Behar's approach means the Sayl – named in reference to the sail-type look of the chair's back, with the spelling a nod to the shape of its support strut – is not only especially comfortable, but 30 per cent lighter than previous chairs from its maker and a third of the price (at £350), allowing the company to reach what it hopes will be a wider customer base, especially the growing number of people who have home offices. As Bret Recor, Behar's technical director, notes: "It needed to be a radical use of technology to make the idea of a mass-market chair of this standard genuinely affordable. The famous plywood chair that Herman Miller developed for Eames was meant to be a chair for everyone. And if they were around today they'd be freaking out at what it sells for."

Not to dismiss the aesthetics, the Sayl is also one of the most stylishly arresting chairs anyone is likely to plant their rear on nine to five, especially since the webbing can be made in any colour and the science is on show. It is the iMac of the chair world.

The big companies in this market are good at taking what they know and improving on it, but historically they're not good at taking new technology and applying it to new ideas," explains Jack Schreur, Herman Miller's head of seating. "With this we started at the chemical science level to look for a substance that gave the right combination of strength and flexibility. Our engineers told us they could get there but weren't sure how long it would take. It was, they said, like playing 3D chess: you tweak one tension and it changes three others you didn't want to change.

"Obviously there's a limit as to how long we can commit a team that size to looking. We were lucky. And, of course, whereas we might develop such a technology, put it in a chair and cover it with some surface material, it takes an Yves to say, 'Why not just make it the surface?' just as it can take an outsider to see that applying a bridge structure to a chair makes sense – after all, a suspension bridge supports, it looks great and it's a recognised form."

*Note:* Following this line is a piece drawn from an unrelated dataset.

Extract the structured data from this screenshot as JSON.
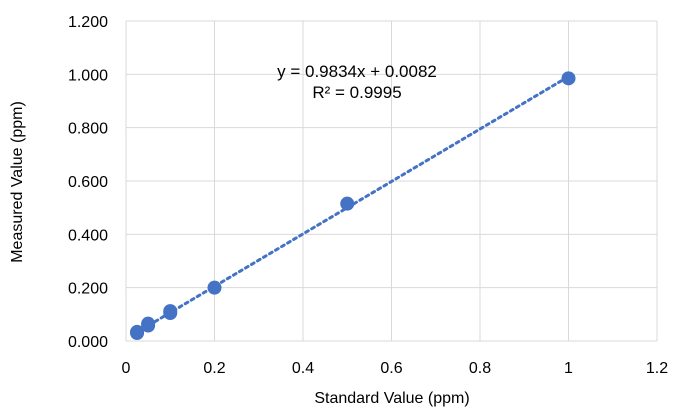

As well as already breaking the company records for advance orders, the Sayl is a timely chair, its stripped-down approach touching on the vital need for more sustainable design (it will also be manufactured in three continents, to minimise the carbon footprint of transportation) and, although the project was launched before the recession, its lower price now looks rather prescient. But Behar argues that his design also works symbolically.

"A new chair isn't just technologically innovative but has to also reflect the ethos of work in the times it's made," he argues. "Work today is very different to how it was even just a few years ago. The time was when an office chair was a statement of status – the higher up the chain you were, the bigger and more padded your chair and the higher its back. We expect more transparency and more horizontality in the workplace now, and the office chair needs to express that.

"People tend to be unknowing experts in chairs – they respond intuitively and immediately to one every time they sit on it," Behar adds. "But people also need to understand what a chair design stands for, and how technological its design can be. Sayl is a stepping stone and we can expect even more technologically-advanced chairs that are even more responsive, visually lighter, simpler still. They will really astound – and when people realise the technology that goes into a chair like the Sayl they already tend to fall off the one they're sat on."